Hmmm. For the uninitiated Bitcoin is a computer-code based currency, beloved of geeks and drug-runners in equal measure. By some standards this should give it some staying power as the pure hard cash of the criminal world is allied to the computational nous of the geeks.
And to date this has been the case, even today Bitcoins trade at at $440 which is a massive increase on the $30 or so that they traded at last year
It's a classic bubble showing a typical ponzi-scheme type of return to early investors (which, annoyingly I cam very close to buying some at $30 but chickened out!). Today Mt Gox one of the most well know trading houses has closed its doors. It's banking licence has been suspended and whether those who store their coins there will ever get them out is doubtful.
Behind Bitcoin though is one of the biggest questions in the world; what is money? After all, even gold you cannot eat. Neither of course can you eat a Bitcoin, nor even really store it without electricity.
Yet today's Governments across the world have debased money in a way that has never happened outside a hyper-inflationary incident in history. Trillions of dollars and pounds have appeared on the balance sheets of the Fed and Bank of England - but who owns the Bank of England? Where is this money from? The reality is that it is a fiction - the complexity of which hides from everyday people the con-trick of fiat currency. You and I may struggle to earn a few hundred pounds a week - yet the Bank of England will create and spend that in a few millionths of a second.

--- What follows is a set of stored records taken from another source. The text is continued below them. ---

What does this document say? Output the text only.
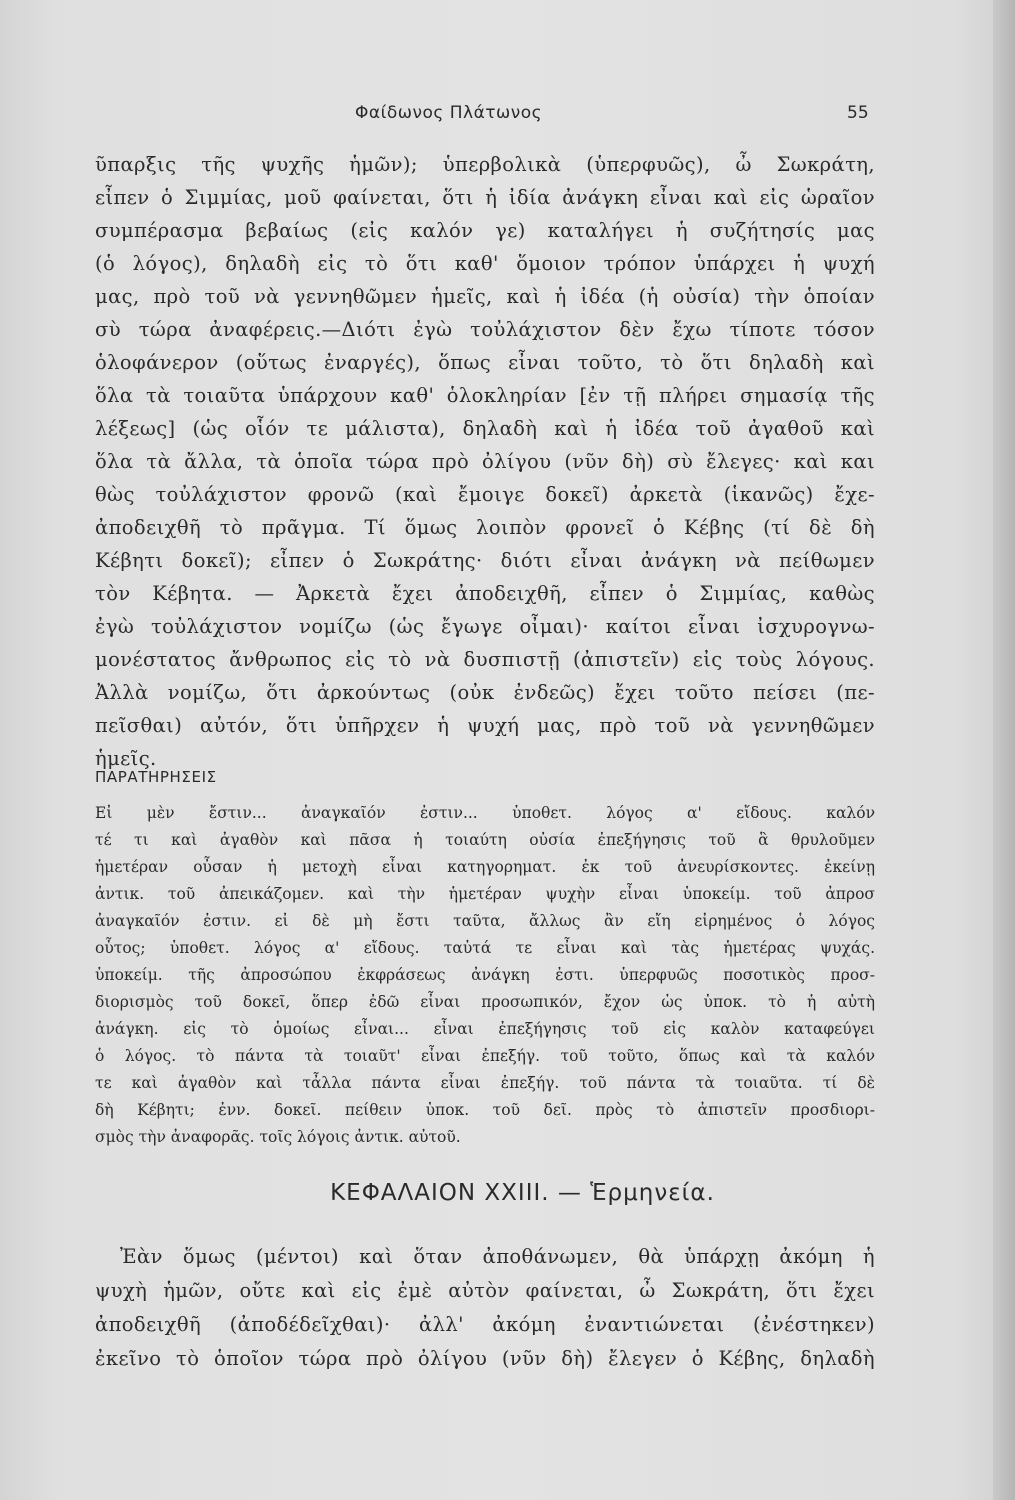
Φαίδωνος Πλάτωνος	55
ῦπαρξις τῆς ψυχῆς ἡμῶν); ὑπερβολικὰ (ὑπερφυῶς), ὦ Σωκράτη,
εἶπεν ὁ Σιμμίας, μοῦ φαίνεται, ὅτι ἡ ἰδία ἀνάγκη εἶναι καὶ εἰς ὡραῖον
συμπέρασμα βεβαίως (εἰς καλόν γε) καταλήγει ἡ συζήτησίς μας
(ὁ λόγος), δηλαδὴ εἰς τὸ ὅτι καθ' ὅμοιον τρόπον ὑπάρχει ἡ ψυχή
μας, πρὸ τοῦ νὰ γεννηθῶμεν ἡμεῖς, καὶ ἡ ἰδέα (ἡ οὐσία) τὴν ὁποίαν
σὺ τώρα ἀναφέρεις.—Διότι ἐγὼ τοὐλάχιστον δὲν ἔχω τίποτε τόσον
ὁλοφάνερον (οὕτως ἐναργές), ὅπως εἶναι τοῦτο, τὸ ὅτι δηλαδὴ καὶ
ὅλα τὰ τοιαῦτα ὑπάρχουν καθ' ὁλοκληρίαν [ἐν τῇ πλήρει σημασίᾳ τῆς
λέξεως] (ὡς οἷόν τε μάλιστα), δηλαδὴ καὶ ἡ ἰδέα τοῦ ἀγαθοῦ καὶ
ὅλα τὰ ἄλλα, τὰ ὁποῖα τώρα πρὸ ὀλίγου (νῦν δὴ) σὺ ἔλεγες· καὶ και
θὼς τοὐλάχιστον φρονῶ (καὶ ἔμοιγε δοκεῖ) ἀρκετὰ (ἱκανῶς) ἔχε-
ἀποδειχθῆ τὸ πρᾶγμα. Τί ὅμως λοιπὸν φρονεῖ ὁ Κέβης (τί δὲ δὴ
Κέβητι δοκεῖ); εἶπεν ὁ Σωκράτης· διότι εἶναι ἀνάγκη νὰ πείθωμεν
τὸν Κέβητα. — Ἀρκετὰ ἔχει ἀποδειχθῆ, εἶπεν ὁ Σιμμίας, καθὼς
ἐγὼ τοὐλάχιστον νομίζω (ὡς ἔγωγε οἶμαι)· καίτοι εἶναι ἰσχυρογνω-
μονέστατος ἄνθρωπος εἰς τὸ νὰ δυσπιστῇ (ἀπιστεῖν) εἰς τοὺς λόγους.
Ἀλλὰ νομίζω, ὅτι ἀρκούντως (οὐκ ἐνδεῶς) ἔχει τοῦτο πείσει (πε-
πεῖσθαι) αὐτόν, ὅτι ὑπῆρχεν ἡ ψυχή μας, πρὸ τοῦ νὰ γεννηθῶμεν
ἡμεῖς.
ΠΑΡΑΤΗΡΗΣΕΙΣ
Εἰ μὲν ἔστιν... ἀναγκαῖόν ἐστιν... ὑποθετ. λόγος α' εἴδους. καλόν
τέ τι καὶ ἀγαθὸν καὶ πᾶσα ἡ τοιαύτη οὐσία ἐπεξήγησις τοῦ ἃ θρυλοῦμεν
ἡμετέραν οὖσαν ἡ μετοχὴ εἶναι κατηγορηματ. ἐκ τοῦ ἀνευρίσκοντες. ἐκείνῃ
ἀντικ. τοῦ ἀπεικάζομεν. καὶ τὴν ἡμετέραν ψυχὴν εἶναι ὑποκείμ. τοῦ ἀπροσ
ἀναγκαῖόν ἐστιν. εἰ δὲ μὴ ἔστι ταῦτα, ἄλλως ἂν εἴη εἰρημένος ὁ λόγος
οὗτος; ὑποθετ. λόγος α' εἴδους. ταὐτά τε εἶναι καὶ τὰς ἡμετέρας ψυχάς.
ὑποκείμ. τῆς ἀπροσώπου ἐκφράσεως ἀνάγκη ἐστι. ὑπερφυῶς ποσοτικὸς προσ-
διορισμὸς τοῦ δοκεῖ, ὅπερ ἐδῶ εἶναι προσωπικόν, ἔχον ὡς ὑποκ. τὸ ἡ αὐτὴ
ἀνάγκη. εἰς τὸ ὁμοίως εἶναι... εἶναι ἐπεξήγησις τοῦ εἰς καλὸν καταφεύγει
ὁ λόγος. τὸ πάντα τὰ τοιαῦτ' εἶναι ἐπεξήγ. τοῦ τοῦτο, ὅπως καὶ τὰ καλόν
τε καὶ ἀγαθὸν καὶ τἆλλα πάντα εἶναι ἐπεξήγ. τοῦ πάντα τὰ τοιαῦτα. τί δὲ
δὴ Κέβητι; ἐνν. δοκεῖ. πείθειν ὑποκ. τοῦ δεῖ. πρὸς τὸ ἀπιστεῖν προσδιορι-
σμὸς τὴν ἀναφορᾶς. τοῖς λόγοις ἀντικ. αὐτοῦ.
ΚΕΦΑΛΑΙΟΝ XXIII. — Ἑρμηνεία.
Ἐὰν ὅμως (μέντοι) καὶ ὅταν ἀποθάνωμεν, θὰ ὑπάρχῃ ἀκόμη ἡ
ψυχὴ ἡμῶν, οὔτε καὶ εἰς ἐμὲ αὐτὸν φαίνεται, ὦ Σωκράτη, ὅτι ἔχει
ἀποδειχθῆ (ἀποδέδεῖχθαι)· ἀλλ' ἀκόμη ἐναντιώνεται (ἐνέστηκεν)
ἐκεῖνο τὸ ὁποῖον τώρα πρὸ ὀλίγου (νῦν δὴ) ἔλεγεν ὁ Κέβης, δηλαδὴ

Bitcoin, for all its faults (i.e. people hack computers, don't they, even NASA...), seeks like Gold to provide a currency that is not controlled by central banks and manipulated by Governments. In the long-term this type of currency, with set inflation linked to productivity growth only, is surely the answer to the world's monetary problems - its unlikely to be Bitcoin, but at some stage in the future a version will replace the dollar as the world's reserve currency.